Wow, the last version really does not hang! Great job!

Also, calibration worked on second try for me. What I've noticed is that when coupling is not set to GND, the calibration process just finishes immediately without any effect. When I set it to GND, on first attempt it did the same, but on second try it finally did the job.

positron96 commented 4 years ago

It might be my hardware, but the buttons and encoder are really unusable. Most of the time the buttons do not work (Does the device read buttons when "Sampling" string is shown? Buttons seem to conflict with this string, but not sure), encoder clicks to random direction, as I already reported. Also, repainting screen after button press seems kinda broken - after I stop pressing the the button and press another button, the value of first button changes after I press another button (as if the last redraw of screen was missed the last time I pressed the first button). There is also an issue with repainting data, i.e. old data is not cleared when next is plotted over (the mode is AUTO)

danielebruneo commented 3 years ago

It might be my hardware, but the buttons and encoder are really unusable.
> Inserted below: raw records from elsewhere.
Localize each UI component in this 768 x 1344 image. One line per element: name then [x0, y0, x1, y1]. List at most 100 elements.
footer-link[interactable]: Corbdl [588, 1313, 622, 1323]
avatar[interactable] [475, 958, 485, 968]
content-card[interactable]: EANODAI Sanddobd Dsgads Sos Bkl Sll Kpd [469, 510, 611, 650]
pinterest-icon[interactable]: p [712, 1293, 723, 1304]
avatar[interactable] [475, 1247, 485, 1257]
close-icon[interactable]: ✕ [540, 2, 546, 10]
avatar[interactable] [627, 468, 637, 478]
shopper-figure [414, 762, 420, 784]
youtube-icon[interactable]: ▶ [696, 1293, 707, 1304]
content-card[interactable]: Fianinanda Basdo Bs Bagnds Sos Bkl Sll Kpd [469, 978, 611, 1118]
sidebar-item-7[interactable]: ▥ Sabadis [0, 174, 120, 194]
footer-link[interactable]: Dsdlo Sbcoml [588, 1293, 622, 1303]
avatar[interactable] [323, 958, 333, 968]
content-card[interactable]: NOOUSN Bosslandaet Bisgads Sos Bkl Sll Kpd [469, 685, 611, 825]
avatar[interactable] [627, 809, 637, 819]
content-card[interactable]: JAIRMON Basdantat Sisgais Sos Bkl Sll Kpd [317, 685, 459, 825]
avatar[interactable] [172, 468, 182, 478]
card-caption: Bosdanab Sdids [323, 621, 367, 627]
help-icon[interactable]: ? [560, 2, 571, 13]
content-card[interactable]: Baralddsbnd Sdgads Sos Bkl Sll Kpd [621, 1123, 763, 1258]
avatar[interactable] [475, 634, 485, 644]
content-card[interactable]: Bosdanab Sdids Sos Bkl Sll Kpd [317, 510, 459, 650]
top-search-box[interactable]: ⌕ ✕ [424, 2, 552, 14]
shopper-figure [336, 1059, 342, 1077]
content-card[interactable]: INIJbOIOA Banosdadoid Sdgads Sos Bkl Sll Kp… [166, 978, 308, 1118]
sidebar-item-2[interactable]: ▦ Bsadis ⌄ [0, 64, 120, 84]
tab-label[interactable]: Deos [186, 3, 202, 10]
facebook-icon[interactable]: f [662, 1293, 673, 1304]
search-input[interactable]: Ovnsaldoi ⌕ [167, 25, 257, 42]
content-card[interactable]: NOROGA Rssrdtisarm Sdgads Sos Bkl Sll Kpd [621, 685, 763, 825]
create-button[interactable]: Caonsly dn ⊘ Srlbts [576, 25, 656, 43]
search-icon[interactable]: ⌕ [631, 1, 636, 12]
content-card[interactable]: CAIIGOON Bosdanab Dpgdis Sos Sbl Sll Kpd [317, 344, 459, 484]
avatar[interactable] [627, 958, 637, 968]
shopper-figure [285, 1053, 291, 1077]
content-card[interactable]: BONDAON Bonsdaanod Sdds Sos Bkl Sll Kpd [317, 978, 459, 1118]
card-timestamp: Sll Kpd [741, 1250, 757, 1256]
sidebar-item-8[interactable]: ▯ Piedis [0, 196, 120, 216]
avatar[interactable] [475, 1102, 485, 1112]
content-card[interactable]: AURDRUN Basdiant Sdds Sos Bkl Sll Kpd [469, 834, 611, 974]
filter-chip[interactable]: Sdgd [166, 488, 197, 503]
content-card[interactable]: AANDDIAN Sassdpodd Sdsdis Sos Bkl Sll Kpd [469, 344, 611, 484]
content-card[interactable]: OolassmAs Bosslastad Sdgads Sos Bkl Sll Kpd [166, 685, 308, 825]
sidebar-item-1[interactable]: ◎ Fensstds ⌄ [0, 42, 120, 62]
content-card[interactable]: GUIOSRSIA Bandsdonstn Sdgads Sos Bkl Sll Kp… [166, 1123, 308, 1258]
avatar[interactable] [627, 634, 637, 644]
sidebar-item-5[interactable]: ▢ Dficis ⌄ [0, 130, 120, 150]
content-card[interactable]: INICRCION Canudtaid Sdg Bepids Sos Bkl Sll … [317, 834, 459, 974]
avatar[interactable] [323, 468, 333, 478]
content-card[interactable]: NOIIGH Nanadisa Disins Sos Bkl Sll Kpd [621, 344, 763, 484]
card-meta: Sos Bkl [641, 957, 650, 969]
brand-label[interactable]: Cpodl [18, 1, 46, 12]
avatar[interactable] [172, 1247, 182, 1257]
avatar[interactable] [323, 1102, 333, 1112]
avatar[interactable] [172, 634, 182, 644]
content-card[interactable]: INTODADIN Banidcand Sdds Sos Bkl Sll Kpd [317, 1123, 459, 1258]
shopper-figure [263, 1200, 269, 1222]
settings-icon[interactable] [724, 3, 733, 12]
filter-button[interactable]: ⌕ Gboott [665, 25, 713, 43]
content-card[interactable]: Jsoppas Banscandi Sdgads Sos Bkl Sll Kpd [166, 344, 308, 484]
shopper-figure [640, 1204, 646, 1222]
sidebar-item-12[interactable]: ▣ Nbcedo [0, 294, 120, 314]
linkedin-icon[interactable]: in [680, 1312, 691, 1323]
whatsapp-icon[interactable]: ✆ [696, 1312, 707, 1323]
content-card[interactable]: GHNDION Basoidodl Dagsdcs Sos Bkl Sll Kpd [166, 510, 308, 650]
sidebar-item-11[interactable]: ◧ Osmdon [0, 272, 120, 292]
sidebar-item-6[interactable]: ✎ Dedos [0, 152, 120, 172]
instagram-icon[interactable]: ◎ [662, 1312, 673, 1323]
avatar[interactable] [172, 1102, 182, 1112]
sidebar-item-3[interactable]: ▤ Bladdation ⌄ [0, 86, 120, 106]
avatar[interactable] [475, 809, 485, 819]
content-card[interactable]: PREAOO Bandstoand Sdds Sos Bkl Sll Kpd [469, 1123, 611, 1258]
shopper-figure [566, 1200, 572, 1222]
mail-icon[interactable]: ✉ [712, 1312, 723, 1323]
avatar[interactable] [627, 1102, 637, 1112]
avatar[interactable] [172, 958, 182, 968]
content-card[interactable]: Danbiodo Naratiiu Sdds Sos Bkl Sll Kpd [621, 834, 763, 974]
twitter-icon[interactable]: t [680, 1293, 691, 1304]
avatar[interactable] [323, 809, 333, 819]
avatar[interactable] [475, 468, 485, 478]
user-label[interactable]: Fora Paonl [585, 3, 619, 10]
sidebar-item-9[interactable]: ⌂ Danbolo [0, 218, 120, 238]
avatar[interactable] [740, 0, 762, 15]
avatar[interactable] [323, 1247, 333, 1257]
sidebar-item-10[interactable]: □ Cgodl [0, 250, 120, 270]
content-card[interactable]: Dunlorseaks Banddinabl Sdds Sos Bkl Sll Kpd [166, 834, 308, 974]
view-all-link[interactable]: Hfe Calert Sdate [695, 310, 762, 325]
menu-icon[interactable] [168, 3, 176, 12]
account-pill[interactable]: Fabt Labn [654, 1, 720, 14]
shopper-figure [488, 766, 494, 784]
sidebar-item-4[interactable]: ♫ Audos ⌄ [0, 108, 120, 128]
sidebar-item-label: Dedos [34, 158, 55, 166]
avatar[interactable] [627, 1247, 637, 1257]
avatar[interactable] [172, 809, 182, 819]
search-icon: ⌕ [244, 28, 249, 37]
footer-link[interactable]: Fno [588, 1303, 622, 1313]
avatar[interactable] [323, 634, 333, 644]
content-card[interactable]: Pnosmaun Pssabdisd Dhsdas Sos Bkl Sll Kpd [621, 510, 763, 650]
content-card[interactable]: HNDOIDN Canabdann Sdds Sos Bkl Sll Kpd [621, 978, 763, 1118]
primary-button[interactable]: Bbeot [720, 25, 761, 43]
Most of the time the buttons do not work (Does the device read buttons when "Sampling" string is shown? Buttons seem to conflict with this string, but not sure), encoder clicks to random direction, as I already reported. Also, repainting screen after button press seems kinda broken - after I stop pressing the the button and press another button, the value of first button changes after I press another button (as if the last redraw of screen was missed the last time I pressed the first button). There is also an issue with repainting data, i.e. old data is not cleared when next is plotted over (the mode is AUTO)

Same thing for me. Everything beyond 2mS triggers Sampling that make the device really slow. Also screen is often not repainting, levaing a ghost trace.